SOULWORK
We've Won the Lottery—Now What?
The meaning of evangelical scandals—including our own.
Mark Galli | posted 7/30/2009 09:26AM
Why does the evangelical community end up with sinners like Governor Mark Sanford (adultery) and Ted Haggard (immorality) and CEO Kenneth Lay (fraud) and evangelist Jim Baker (licentiousness)—to take but a very few examples! A year doesn't go by that we aren't treated to another major scandal. Who will be next?
Unfortunately, history is a discomforting witness to the truth that church leaders and followers are all too easily mesmerized by money, sex, and power—or just plain sloth. In recent history, evangelical jeremiads were usually lamenting the sorry state of liberalism. Today, the jeremiads are self-directed, from The Scandal of the Evangelical Mind to The Scandal of Evangelical Politics to Pagan Christianity. It's now pretty much agreed that the evangelical church mirrors the dysfunctions of secular society, from premarital sex stats to divorce rates to buying habits. Much to our dismay, we are hardly a light to the world, nor an icon of the abundant, transformed life.
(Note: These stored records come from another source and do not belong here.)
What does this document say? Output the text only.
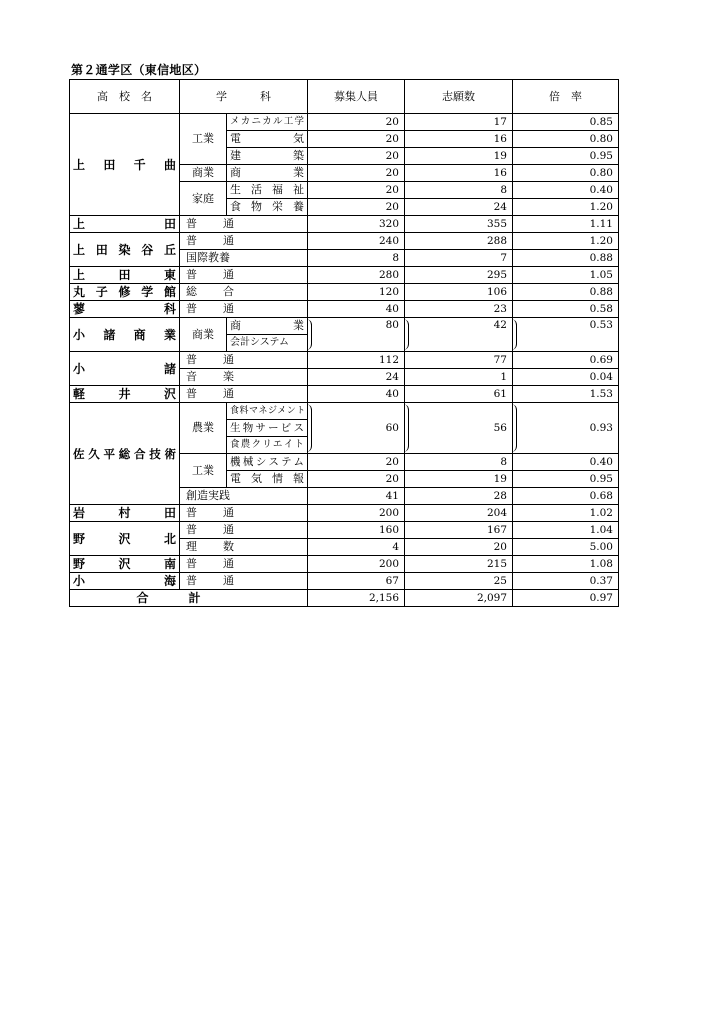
第２通学区（東信地区）
高　校　名	学　　　科		募集人員	志願数	倍　率
上田千曲	工業	メカニカル工学	20	17	0.85
		電気	20	16	0.80
		建築	20	19	0.95
	商業	商業	20	16	0.80
	家庭	生活福祉	20	8	0.40
		食物栄養	20	24	1.20
上田	普通		320	355	1.11
上田染谷丘	普通		240	288	1.20
	国際教養		8	7	0.88
上田東	普通		280	295	1.05
丸子修学館	総合		120	106	0.88
蓼科	普通		40	23	0.58
小諸商業	商業	商業	80	42	0.53
		会計システム			
小諸	普通		112	77	0.69
	音楽		24	1	0.04
軽井沢	普通		40	61	1.53
佐久平総合技術	農業	食料マネジメント	60	56	0.93
		生物サービス			
		食農クリエイト			
	工業	機械システム	20	8	0.40
		電気情報	20	19	0.95
	創造実践		41	28	0.68
岩村田	普通		200	204	1.02
野沢北	普通		160	167	1.04
	理数		4	20	5.00
野沢南	普通		200	215	1.08
小海	普通		67	25	0.37
合計			2,156	2,097	0.97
What has gone wrong? The first answer seems to be that we are not thinking right or doing enough. Some put their chips on redefining the gospel in social terms; they assume the problem is individualism. Others bet on spiritual formation; the problem is that we're lazy and spiritual disciplines point the way to a more godly future. Some say we need the dynamism of the Holy Spirit; the problem is formalism. Others plea for more accountability groups or more thoughtful worship music or more time in prayer or more of some other magic bullet. If we only do something more, things will improve.
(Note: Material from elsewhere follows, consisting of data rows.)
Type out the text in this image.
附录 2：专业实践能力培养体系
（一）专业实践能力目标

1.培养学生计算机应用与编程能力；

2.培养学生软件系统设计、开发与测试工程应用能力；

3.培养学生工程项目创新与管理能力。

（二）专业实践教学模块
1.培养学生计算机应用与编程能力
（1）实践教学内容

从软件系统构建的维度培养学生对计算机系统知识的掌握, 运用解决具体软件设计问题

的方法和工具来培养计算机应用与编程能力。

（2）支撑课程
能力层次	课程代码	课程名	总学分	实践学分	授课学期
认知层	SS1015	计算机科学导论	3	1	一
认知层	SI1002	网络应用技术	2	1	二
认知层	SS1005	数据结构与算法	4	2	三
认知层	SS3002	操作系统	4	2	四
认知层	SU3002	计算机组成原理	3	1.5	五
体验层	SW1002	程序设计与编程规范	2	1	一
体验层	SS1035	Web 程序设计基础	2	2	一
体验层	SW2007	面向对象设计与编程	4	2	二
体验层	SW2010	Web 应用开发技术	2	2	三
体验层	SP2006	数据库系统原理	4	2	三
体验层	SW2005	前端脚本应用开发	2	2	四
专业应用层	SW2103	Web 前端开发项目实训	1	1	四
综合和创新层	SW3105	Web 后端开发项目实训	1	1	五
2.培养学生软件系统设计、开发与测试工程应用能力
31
We've tried all these, and tried them time and again. The lamentable conclusion seems to be that while the gates of Hades will never prevail against the church, the spirit of moral mediocrity has pretty much won the day. This is not to deny those wonderful moments when the church really acts like the church, when outsiders notice Jesus Christ as a result! Such moments are pure gifts, signs of the coming kingdom. But history suggests they are intermittent. The usual reality is that the church, from corrupt Corinth to amoral America, remains a sinful institution, full of sinful people.
Perhaps it's time we try a new approach, and do less.
To do less seems scandalous, because the very justification of Christianity is on the line. Jesus promises that we'll not only enjoy full life (John 10:10), but that we'll be salt and light to dying society (Mt. 5:13-16), and an example of love to a watching world (John 13:35). Paul says that in Christ we are a new creation (2 Cor. 5:17), that we are called to become like Jesus (Rom. 8:29). If we do not evidence a transformed life, the Christian faith will seem like a fraud. If our churches look no more vital than the Kiwanis' Club, what's the point?
No wonder we panic in the face of our own corruption—or when someone tells us that there may be something more important to do than reckless striving for righteousness.
The problem is not a new one. Many early churches were a mess—just read Paul's correspondence to the divisive, sexually libertine Corinthians. In fact, Paul, for all his ethical admonitions, admits that while he wants to do good, he often seems unable to do it (Rom. 7). Even at the end of his life, after decades of living for Christ, he thinks of himself only as the foremost of sinners (1 Tim. 1:16). This does not sound like the victorious life to me.
And yet Paul seems unfazed. He remains confident of his transformation in Christ. How can this be?